The designation did not set aside specific funding, but gives the areas priority in getting federal money for education, job training, housing and other needs.

Many federal agencies award grants competitively. The Promise Zone designation means projects in the Kentucky counties get bonus points in the evaluation process.

Obama also proposed tax credits for the zones, but Congress did not approve that.

The Promise Zone designation has figured in tens of millions in funding so far, but hasn’t had as much punch as hoped without tax credits.

The White House proposed such credits to provide an incentive for businesses to set up shop and expand, said Jerry Rickett, president and chief executive officer of Kentucky Highlands Investment Corporation.

“I believe that the unavailability of tax credits has limited our Promise Zone counties in that regard,” Rickett said Wednesday.

Business tax credits worked to boost jobs in three Kentucky counties under an earlier federal program called the empowerment zone program, Rickett said. That program covered Jackson and Clinton counties and part of Wayne County.

The communities “were able to attract significant outside business locations and the expansion of existing businesses” because of tax credits under the program, Rickett said.

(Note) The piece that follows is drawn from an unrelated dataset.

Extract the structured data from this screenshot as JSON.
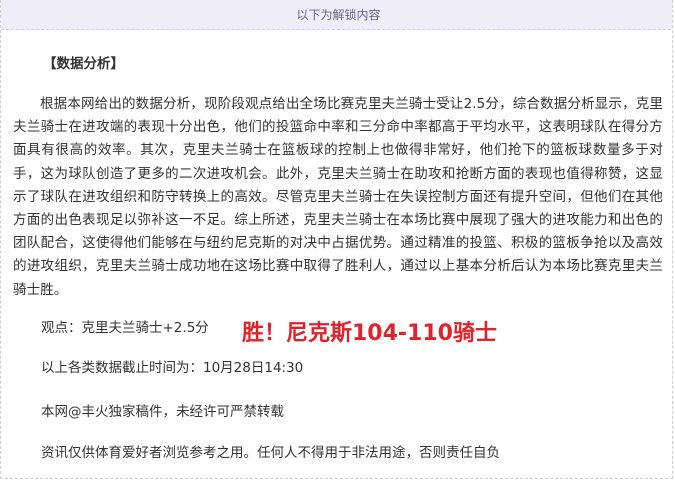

Kentucky Highlands managed the empowerment zone, and is coordinating the Promise Zone program.

Greg Drury, owner of The Portal, a pizza restaurant in Harlan, said tax credits would help him expand his business.

Drury’s idea is so set up a shop in Harlan to make ingredients such as dough and sauces for the local restaurant and one he owns in Richmond, as well as for others he wants to open in Eastern Kentucky.

The Harlan restaurant employs about 15 people, but creating a supply facility in town would create additional jobs, Drury said.

“It would be extremely beneficial for us if we could get those tax credits,” Drury said.

Rogers introduced the bill with U.S. Reps. John B. Larson of Connecticut and Steve Cohen of Tennessee, both Democrats, and Republican Joe Wilson of South Carolina.

The bill would “encourage new businesses to establish roots in the coalfields where they will find some of the hardest working, dedicated workforces in the country,” Rogers said in a news release.

Republican Sen. Bob Casey of Pennsylvania introduced a similar tax-credit bill earlier, but the Senate did not approve it.

Under the bill introduced Wednesday, employers would get tax credits of up to 20 percent on the first $15,000 of qualifying employees’ wages. The bill also would allow first-year depreciation of 100 percent of the adjusted basis of certain property.